O Kalimero é Sporting e é o caso mais problemático. Os tempos mudam e os
tempos mudaram em desfavor do Kalimero: no futebol nacional, tal como na
vida política ou demográfica do país, os tempos evoluiram para a
bipolarização e o Kalimero é o parceiro sobejante. Em vão, vive a proclamar
que foram eles que trouxeram o futebol para Portugal, que são eles os
gentlemen e guardiões do templo com a profusão de condes e barões que deram
ao nosso futebol. A verdade é esta: o Kalimero tem hoje menos títulos, no
futebol e no resto, menos adeptos, menos assistências e incomparavelmente
menos projecção e conhecimento internacional do que a Formiga. Pior do que
isso, eles — que se reivindicam de donos do fair-play e do bom gosto —
sofrem de cada vez que comparam o seu novo estádio, com nome de Visconde, a
essa coisa linear e deslumbrante que é o Estádio do Dragão, e
desesperadamente sentem que, em cada nova geração de adeptos que chega ao
futebol, são muito mais os dragões do que os leões.

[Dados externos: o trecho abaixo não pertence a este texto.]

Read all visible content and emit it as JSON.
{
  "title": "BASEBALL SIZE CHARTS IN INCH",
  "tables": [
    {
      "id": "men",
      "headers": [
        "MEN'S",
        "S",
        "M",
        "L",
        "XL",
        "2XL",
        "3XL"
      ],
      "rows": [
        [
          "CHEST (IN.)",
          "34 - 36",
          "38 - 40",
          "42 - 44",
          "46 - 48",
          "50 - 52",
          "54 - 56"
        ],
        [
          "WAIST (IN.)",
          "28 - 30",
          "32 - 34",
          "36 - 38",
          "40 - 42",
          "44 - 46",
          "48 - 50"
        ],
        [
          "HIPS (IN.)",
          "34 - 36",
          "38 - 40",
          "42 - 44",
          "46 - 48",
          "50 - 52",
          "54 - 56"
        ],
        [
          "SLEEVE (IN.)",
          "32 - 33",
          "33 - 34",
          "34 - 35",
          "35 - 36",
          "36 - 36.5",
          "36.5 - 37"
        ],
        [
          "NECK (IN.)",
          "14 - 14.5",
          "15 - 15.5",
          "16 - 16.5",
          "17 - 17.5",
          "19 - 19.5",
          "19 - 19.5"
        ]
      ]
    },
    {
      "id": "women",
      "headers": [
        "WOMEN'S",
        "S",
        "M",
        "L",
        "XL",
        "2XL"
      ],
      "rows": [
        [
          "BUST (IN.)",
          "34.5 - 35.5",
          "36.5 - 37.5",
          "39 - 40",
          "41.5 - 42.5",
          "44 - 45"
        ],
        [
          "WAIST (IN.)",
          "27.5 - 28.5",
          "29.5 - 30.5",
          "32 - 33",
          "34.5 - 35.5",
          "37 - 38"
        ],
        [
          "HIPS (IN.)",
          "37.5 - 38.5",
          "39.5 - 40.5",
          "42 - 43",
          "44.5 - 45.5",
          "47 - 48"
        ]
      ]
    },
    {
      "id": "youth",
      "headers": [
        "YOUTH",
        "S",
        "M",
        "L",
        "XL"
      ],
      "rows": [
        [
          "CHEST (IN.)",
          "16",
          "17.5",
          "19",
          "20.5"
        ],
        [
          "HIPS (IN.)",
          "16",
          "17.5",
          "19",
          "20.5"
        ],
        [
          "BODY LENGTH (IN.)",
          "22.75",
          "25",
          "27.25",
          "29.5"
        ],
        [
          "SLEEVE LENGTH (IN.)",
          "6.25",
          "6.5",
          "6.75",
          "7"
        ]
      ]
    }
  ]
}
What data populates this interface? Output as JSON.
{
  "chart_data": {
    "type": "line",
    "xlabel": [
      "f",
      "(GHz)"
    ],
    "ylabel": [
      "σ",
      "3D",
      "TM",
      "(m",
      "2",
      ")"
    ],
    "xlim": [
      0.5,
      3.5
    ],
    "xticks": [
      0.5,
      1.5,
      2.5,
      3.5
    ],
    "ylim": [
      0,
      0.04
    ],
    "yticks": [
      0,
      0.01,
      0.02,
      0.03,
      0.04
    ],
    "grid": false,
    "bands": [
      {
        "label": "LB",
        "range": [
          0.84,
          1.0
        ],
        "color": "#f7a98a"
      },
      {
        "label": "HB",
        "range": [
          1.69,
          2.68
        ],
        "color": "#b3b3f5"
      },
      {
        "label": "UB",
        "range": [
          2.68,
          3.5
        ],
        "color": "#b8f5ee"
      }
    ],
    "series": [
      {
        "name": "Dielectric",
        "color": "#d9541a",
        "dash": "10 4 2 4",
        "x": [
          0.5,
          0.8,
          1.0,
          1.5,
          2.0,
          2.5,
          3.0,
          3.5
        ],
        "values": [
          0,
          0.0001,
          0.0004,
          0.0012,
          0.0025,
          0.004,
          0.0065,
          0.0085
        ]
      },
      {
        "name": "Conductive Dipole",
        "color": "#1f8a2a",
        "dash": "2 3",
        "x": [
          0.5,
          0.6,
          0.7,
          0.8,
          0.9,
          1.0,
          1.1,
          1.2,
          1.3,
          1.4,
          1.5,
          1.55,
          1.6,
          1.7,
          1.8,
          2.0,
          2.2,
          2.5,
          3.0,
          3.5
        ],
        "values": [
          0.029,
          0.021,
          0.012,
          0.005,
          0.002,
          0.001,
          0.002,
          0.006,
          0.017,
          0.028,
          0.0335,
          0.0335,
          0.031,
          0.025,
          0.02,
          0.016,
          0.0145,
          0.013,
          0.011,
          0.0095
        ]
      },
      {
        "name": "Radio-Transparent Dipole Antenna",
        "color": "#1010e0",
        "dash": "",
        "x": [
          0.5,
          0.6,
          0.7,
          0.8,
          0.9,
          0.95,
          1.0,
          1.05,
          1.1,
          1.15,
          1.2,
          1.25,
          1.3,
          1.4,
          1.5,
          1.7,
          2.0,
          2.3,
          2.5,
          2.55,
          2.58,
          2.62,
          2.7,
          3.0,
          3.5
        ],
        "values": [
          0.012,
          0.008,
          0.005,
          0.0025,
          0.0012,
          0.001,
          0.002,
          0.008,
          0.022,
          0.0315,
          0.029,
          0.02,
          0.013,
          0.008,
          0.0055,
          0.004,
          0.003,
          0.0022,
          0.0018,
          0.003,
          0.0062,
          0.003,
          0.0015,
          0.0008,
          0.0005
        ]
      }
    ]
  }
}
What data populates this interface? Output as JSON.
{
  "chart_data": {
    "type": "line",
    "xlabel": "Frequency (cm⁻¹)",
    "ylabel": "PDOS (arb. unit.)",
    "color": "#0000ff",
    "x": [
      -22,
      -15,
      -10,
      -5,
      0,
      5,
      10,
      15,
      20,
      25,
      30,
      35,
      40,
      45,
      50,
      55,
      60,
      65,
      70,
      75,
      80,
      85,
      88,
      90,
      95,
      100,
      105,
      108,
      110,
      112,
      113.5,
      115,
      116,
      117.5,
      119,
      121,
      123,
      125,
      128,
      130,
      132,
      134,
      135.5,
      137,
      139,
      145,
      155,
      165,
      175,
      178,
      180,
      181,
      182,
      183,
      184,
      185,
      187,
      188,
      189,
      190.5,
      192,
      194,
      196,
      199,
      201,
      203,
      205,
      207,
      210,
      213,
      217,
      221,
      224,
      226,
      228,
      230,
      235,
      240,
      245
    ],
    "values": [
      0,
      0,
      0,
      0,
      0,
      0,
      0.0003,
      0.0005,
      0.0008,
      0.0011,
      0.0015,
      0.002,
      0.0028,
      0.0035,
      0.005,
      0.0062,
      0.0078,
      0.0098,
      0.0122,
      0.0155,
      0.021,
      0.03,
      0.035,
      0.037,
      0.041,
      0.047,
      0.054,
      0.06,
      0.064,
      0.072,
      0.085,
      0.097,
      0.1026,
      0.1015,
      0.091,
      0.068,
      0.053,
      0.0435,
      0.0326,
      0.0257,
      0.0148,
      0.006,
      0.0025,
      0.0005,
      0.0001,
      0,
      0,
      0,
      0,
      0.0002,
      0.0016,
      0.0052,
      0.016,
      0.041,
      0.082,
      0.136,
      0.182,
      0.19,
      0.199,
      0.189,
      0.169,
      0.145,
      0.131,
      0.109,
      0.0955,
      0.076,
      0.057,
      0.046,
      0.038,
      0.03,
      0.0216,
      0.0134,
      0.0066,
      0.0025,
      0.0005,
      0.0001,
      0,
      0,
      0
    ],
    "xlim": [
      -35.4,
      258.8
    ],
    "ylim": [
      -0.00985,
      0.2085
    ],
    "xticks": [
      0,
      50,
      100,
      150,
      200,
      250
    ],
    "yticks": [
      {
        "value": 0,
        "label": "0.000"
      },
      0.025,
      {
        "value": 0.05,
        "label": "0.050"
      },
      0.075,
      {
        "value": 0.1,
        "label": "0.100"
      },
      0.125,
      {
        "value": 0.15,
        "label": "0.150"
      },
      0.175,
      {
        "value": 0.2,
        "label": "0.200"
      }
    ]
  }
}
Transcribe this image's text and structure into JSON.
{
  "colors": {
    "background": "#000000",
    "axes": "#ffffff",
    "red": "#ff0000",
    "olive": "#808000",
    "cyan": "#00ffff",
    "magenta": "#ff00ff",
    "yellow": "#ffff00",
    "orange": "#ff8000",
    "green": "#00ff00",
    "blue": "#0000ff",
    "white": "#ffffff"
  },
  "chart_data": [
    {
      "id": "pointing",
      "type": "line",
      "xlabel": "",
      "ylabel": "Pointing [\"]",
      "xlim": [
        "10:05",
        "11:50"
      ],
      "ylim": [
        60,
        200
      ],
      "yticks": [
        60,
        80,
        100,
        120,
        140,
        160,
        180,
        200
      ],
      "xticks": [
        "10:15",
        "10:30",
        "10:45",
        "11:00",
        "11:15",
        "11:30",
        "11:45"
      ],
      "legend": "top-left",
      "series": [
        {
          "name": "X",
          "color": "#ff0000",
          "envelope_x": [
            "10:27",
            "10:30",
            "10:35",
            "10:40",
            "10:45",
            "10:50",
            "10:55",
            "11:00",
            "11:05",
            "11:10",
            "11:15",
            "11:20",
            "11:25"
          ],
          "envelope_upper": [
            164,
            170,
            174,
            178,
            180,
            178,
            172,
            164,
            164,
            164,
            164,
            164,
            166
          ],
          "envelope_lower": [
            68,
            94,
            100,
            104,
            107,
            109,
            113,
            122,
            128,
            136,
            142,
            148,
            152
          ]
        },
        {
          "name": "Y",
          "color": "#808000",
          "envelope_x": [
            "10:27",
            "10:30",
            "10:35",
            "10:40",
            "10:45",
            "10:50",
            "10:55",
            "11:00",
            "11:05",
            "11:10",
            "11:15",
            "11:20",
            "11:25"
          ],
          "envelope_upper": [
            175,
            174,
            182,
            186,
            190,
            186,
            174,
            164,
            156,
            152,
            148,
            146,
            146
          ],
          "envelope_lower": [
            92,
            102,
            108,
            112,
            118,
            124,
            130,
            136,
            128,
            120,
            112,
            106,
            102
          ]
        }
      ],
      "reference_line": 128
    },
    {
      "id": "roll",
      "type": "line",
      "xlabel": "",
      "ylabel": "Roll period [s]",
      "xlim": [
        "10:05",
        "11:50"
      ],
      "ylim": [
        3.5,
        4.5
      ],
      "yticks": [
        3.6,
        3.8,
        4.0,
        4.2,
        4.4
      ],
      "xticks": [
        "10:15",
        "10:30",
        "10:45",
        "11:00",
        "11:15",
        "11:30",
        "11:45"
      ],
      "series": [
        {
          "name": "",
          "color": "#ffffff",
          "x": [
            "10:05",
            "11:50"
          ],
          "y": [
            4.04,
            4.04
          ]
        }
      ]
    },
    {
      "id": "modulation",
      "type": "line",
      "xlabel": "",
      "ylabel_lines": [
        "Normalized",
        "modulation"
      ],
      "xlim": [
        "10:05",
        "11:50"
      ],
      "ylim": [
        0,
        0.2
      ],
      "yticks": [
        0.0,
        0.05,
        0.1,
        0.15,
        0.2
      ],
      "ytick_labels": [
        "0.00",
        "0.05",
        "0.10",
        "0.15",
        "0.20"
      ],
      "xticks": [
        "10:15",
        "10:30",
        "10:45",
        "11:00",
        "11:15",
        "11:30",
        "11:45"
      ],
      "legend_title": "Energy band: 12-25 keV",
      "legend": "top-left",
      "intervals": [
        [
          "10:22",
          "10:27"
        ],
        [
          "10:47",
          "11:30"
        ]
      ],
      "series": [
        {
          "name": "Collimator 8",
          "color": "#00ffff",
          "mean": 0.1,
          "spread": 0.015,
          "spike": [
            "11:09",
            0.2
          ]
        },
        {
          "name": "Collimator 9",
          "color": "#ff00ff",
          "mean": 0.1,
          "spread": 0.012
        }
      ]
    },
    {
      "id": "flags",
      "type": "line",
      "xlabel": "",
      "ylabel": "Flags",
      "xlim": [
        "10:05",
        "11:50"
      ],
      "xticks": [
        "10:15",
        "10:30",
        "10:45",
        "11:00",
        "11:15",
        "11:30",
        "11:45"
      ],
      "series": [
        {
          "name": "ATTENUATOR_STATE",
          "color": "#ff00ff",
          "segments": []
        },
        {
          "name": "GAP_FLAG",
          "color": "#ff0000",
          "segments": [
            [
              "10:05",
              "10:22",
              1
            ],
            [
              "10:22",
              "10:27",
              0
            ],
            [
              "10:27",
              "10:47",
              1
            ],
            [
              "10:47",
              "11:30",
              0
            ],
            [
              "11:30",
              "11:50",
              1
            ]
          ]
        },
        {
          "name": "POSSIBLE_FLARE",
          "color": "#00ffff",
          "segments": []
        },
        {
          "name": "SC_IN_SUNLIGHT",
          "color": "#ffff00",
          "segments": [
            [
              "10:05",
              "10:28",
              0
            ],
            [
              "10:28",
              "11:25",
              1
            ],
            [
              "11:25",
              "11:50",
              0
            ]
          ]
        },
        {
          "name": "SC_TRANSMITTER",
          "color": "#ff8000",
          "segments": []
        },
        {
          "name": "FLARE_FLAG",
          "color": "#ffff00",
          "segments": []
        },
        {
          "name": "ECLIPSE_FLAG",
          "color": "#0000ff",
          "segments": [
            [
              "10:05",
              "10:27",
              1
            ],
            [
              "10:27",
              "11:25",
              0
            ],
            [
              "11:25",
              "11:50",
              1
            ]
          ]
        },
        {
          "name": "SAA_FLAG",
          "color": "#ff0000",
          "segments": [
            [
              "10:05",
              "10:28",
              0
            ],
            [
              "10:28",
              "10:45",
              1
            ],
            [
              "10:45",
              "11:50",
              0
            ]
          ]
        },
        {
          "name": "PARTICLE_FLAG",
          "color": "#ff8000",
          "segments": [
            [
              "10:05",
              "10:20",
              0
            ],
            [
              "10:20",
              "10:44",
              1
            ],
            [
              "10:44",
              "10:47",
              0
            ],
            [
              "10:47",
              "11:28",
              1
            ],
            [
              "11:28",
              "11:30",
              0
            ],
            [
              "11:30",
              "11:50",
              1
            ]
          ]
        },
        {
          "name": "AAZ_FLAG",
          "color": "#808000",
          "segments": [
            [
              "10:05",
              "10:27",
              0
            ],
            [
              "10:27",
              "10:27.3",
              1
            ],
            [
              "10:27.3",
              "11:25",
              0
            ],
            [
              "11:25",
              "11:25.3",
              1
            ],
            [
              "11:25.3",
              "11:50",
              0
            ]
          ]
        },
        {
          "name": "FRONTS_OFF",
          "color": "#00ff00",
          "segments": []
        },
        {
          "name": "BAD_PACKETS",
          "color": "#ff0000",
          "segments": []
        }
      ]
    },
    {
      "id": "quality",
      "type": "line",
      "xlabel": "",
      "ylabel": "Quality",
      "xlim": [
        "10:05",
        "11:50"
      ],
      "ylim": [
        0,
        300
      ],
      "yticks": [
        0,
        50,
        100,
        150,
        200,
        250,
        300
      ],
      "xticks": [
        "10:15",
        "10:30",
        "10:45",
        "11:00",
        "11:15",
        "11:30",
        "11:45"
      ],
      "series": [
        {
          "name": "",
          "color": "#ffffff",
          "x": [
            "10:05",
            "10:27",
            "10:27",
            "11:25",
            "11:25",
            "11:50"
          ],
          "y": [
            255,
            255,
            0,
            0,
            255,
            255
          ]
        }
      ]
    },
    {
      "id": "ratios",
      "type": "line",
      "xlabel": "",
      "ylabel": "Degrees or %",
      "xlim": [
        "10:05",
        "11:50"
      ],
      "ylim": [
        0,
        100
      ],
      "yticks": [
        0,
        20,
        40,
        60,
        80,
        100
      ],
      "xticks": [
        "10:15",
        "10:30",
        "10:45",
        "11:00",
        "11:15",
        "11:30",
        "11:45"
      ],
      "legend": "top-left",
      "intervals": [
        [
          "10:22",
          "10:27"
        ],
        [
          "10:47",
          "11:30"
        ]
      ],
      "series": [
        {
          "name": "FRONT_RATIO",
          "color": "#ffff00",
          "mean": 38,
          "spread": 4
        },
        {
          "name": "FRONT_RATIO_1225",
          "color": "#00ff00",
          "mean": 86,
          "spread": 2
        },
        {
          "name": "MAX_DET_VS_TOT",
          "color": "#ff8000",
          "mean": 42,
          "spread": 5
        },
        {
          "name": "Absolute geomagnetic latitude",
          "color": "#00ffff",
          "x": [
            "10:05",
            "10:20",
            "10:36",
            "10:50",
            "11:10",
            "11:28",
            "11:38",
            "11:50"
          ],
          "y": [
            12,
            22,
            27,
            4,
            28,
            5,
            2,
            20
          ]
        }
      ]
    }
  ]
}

O Kalimero não tem culpa disto e, ao contrário da Cigarra, tem feito tudo o
que pode e deve para contrariar o inevitável. O Sporting — repito o que já
aqui disse — é hoje o clube melhor administrado e o que mais faz para evitar
a bancarrota em cuja iminência vivem todos os clubes portugueses (e mesmo
que isso passe por sacar à Câmara Municipal de Lisboa negócios e benesses
que deveriam fazer corar de vergonha os inspectores do IGAT que conseguiram
descobrir graves irregularidades na construção do Estádio do Dragão, porque
teria havido uns terrenos do clube permutados com a CMP e sobrevaliados, e
assistiram depois, em respeitoso silêncio, a todos os negócios de favor
celebrados pela CML com Benfica e Sporting para a construção dos seus novos
estádios).
Dos três, o Kalimero é o que tem menos dinheiro e menos orçamento para o
futebol, o que, em contrapartida, mais talentos cria e exporta, e o que mais
faz das tripas coração para se manter na discussão ao nível do topo. Merece
por isso um rol de elogios e só não merece todos porque lhe falta uma
característica fundamental que distingue os verdadeiros desportistas e o
verdadeiro fair-play das falsas nobrezas apregoadas: saber perder. O
Sporting não sabe perder e, por isso, adoptou a atitude do Kalimero, sempre
a queixar-se dos «meninos maus» que lhe roubam a bola no recreio. É já uma
cultura entranhada entre os sportinguistas, tão entranhada como o é a
cultura de vitória entre os portistas ou a cultura de superioridade entre os
benfiquistas.
Como se tal não bastasse, o Kalimero usa, sem pudor algum, uma bitola com
dois pesos e duas medidas, convencido de que ninguém nota a hipocresia.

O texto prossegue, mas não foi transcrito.